Cup with Handle

cup with handle
This pattern takes time to develop.
The Cup with Handle pattern shows the corrective action after a powerful price advance, precedes most major price moves, and reveals the optimum time to buy in a bull market.

Generally, a digital asset must have had a powerful uptrend of at least 30% and during some 2 to 4 months, before it then goes through this minor correction – the Cup with Handle. The asset will sell off into the correction in a downward fashion for maybe 15 to 35 percent off the old high point. The time factor for the development of the Cup is generally anywhere from 7 to 12 weeks depending on the overall market condition.

As the asset comes up to test the old highs, the asset will incur selling pressure by the people who bought at or near the old high. This selling pressure will make the price drift in a sideways fashion with a bias to the downside for about 5 days to 3 weeks. This part of the pattern forms in the top half of the Cup (base) and is called the Handle.

The correction depth in the Handle is generally not more than 15%. A handle that is any lower is generally of a defective asset and contains higher risk for failure. Volume should dry up a bit, that is individual investors (bears, sellers) are getting out but not necessarily institutional investors (which would make volume spike). That will make it easier for a resistance breakout to occur.

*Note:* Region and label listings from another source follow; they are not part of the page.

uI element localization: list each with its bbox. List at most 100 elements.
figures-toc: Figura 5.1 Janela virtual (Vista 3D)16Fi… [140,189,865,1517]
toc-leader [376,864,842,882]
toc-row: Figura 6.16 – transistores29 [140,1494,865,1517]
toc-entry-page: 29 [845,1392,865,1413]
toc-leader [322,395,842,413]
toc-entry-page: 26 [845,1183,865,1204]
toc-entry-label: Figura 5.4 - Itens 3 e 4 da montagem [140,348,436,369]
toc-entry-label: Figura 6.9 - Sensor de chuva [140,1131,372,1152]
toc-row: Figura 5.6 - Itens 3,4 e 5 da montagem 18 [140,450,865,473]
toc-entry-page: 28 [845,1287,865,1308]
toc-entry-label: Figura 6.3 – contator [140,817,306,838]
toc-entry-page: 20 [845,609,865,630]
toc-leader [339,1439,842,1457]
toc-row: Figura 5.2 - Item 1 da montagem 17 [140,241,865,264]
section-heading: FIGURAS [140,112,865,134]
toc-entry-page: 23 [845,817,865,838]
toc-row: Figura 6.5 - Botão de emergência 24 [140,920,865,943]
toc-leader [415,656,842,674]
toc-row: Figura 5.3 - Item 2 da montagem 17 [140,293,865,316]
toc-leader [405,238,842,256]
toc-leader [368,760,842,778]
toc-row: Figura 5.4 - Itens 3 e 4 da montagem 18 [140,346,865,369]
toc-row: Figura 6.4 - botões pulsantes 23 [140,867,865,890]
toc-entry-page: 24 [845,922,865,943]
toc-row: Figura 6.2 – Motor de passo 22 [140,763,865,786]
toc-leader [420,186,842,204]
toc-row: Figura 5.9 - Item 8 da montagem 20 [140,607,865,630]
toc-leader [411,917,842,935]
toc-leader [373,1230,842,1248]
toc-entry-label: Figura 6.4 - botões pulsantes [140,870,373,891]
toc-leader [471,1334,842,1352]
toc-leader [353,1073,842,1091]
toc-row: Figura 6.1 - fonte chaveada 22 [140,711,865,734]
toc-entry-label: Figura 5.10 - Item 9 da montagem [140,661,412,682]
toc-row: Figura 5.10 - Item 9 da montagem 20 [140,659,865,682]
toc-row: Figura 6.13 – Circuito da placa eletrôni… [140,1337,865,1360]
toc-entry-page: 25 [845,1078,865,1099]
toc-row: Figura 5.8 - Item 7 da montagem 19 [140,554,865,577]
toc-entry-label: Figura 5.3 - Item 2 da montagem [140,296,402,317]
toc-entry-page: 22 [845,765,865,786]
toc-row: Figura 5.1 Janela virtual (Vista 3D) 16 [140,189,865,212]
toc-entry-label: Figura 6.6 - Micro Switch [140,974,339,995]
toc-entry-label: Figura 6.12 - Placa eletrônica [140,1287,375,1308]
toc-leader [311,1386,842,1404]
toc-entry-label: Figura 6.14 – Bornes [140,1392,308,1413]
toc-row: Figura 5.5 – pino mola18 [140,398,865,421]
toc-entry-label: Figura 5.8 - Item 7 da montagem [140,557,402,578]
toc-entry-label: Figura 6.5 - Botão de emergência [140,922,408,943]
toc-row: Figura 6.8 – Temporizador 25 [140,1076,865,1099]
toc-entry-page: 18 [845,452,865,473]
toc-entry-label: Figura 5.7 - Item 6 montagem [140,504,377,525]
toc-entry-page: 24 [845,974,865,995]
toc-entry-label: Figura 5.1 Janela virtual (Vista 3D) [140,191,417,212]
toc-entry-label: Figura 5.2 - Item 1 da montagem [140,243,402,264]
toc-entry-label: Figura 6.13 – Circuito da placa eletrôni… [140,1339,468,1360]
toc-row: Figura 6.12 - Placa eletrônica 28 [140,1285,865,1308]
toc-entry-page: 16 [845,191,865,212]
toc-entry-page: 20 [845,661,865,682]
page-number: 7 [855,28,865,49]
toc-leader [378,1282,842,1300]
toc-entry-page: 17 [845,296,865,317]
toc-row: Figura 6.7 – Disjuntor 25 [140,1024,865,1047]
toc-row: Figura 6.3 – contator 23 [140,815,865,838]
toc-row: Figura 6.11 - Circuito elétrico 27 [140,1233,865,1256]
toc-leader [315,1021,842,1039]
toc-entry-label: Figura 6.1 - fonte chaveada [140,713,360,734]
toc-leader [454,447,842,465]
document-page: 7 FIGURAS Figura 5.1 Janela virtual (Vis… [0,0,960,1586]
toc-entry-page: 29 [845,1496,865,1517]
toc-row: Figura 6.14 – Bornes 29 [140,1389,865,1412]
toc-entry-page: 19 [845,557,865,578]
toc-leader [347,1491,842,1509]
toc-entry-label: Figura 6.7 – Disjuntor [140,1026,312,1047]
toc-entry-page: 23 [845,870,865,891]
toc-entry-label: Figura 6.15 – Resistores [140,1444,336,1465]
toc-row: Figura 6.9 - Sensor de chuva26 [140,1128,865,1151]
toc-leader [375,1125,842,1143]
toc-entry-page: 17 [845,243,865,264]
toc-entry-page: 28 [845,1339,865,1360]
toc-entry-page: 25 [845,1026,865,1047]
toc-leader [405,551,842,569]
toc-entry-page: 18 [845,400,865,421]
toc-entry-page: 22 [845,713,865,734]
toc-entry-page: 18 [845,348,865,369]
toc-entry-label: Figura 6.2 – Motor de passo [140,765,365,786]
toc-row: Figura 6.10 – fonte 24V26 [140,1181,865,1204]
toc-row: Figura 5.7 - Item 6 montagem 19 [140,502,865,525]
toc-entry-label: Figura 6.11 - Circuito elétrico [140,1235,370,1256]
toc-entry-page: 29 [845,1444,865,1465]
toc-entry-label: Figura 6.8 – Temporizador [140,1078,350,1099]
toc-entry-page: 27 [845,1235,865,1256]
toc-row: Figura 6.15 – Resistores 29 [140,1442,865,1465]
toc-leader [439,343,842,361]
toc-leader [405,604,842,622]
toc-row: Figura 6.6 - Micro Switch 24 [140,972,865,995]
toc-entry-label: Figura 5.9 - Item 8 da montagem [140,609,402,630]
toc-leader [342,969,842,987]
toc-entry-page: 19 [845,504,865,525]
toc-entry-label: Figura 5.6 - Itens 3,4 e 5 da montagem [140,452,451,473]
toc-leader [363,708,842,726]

The time to buy the digital asset is as it emerges into new highs during the potential breakout and above the old high point set with the right top of the Cup (high point of the Handle). Volume should surge by 50% during breakout, testifying that big investors fueling the move.

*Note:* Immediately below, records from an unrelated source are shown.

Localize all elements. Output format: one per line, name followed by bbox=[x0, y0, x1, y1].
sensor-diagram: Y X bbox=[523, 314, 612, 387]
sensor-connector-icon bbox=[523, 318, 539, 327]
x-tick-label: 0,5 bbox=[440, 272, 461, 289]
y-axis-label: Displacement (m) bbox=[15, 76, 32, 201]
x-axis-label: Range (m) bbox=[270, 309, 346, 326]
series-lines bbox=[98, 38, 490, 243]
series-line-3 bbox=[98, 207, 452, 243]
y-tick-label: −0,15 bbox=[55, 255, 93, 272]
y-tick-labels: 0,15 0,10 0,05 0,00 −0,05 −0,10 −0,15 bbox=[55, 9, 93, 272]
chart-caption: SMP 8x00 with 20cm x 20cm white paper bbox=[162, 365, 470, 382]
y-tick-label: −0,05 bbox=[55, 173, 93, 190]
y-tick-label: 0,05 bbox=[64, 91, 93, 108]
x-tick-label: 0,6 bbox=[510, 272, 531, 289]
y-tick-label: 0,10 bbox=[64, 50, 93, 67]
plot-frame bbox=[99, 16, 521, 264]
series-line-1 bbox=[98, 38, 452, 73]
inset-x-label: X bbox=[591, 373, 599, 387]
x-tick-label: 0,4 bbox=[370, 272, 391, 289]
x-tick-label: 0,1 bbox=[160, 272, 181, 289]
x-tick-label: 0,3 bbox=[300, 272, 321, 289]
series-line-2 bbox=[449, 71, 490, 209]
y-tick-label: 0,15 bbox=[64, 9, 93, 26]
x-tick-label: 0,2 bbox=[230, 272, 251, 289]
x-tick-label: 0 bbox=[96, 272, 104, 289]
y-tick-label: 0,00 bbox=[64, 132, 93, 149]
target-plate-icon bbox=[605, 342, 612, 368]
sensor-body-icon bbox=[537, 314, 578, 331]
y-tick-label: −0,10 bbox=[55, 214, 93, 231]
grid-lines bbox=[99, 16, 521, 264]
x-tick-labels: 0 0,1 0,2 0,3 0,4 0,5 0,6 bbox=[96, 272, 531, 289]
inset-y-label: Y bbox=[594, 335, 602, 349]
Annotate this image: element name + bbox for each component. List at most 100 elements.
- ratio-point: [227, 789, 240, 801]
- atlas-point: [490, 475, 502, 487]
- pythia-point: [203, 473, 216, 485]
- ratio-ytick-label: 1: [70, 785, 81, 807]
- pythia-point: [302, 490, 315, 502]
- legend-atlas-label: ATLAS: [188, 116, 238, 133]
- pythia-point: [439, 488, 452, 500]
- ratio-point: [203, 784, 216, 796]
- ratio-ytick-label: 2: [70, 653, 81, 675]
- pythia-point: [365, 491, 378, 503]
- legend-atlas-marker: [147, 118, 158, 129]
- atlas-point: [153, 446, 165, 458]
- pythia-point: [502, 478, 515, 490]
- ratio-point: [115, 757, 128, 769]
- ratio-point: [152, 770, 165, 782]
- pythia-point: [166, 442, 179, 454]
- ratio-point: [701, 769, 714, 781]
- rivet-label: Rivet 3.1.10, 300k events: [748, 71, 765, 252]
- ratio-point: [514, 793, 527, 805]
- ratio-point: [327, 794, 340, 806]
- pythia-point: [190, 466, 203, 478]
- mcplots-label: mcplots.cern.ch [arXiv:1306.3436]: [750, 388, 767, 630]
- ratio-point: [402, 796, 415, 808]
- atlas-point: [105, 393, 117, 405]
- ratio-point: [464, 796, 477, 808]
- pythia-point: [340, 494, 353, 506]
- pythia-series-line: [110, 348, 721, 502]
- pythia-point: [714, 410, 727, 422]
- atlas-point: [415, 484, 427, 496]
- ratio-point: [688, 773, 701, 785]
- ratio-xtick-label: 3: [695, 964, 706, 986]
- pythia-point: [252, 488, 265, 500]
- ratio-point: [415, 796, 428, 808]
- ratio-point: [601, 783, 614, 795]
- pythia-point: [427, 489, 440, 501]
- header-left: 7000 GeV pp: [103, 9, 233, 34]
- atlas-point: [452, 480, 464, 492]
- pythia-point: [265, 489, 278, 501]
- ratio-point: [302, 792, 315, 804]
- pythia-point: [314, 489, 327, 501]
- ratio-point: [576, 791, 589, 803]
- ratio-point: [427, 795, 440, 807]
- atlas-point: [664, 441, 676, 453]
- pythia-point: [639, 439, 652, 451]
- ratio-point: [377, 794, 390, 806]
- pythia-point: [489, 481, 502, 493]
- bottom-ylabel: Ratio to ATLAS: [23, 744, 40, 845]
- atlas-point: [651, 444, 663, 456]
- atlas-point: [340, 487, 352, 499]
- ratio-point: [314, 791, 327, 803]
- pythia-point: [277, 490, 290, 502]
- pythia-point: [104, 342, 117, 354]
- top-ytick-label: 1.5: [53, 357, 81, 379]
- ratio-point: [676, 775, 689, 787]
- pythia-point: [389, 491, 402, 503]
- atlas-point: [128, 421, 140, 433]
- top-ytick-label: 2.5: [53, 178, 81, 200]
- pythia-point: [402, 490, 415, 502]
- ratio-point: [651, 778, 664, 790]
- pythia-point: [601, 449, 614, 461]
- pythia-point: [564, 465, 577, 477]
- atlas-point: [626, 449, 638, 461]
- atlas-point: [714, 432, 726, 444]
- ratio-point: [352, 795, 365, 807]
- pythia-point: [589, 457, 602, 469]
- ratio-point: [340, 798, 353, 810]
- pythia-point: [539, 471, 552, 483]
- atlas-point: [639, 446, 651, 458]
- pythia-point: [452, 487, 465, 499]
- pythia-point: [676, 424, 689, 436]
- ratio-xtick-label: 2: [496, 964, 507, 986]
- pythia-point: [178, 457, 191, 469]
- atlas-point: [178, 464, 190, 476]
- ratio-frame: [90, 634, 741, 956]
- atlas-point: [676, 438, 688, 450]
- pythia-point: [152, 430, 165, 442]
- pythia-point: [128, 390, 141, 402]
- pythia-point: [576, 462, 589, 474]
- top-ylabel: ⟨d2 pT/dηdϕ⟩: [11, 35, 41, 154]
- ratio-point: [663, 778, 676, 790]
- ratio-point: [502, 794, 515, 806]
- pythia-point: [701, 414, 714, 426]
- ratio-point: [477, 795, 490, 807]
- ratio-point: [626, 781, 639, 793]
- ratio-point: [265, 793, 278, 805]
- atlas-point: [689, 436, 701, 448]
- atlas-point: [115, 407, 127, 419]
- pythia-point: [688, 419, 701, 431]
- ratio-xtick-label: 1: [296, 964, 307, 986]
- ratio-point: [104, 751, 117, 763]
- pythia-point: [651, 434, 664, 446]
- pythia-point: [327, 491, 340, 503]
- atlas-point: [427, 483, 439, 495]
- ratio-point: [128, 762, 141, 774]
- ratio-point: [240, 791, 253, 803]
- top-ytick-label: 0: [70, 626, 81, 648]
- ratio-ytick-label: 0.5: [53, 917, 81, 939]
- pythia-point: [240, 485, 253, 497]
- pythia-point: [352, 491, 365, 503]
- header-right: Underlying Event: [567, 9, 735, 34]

The Cup with Handle pattern is one of the best and most reliable formations to look for. However, it is important to note that this formation works more reliable at the beginning of an overall market’s fresh bull run (after a major correction has ended), and not at the end of a major market advance.

One can see the Cup with Handle pattern on a weekly chart, and perhaps more clearly on a daily chart. On a daily candlestick chart, a shorter moving average can also be helpful to identify this pattern.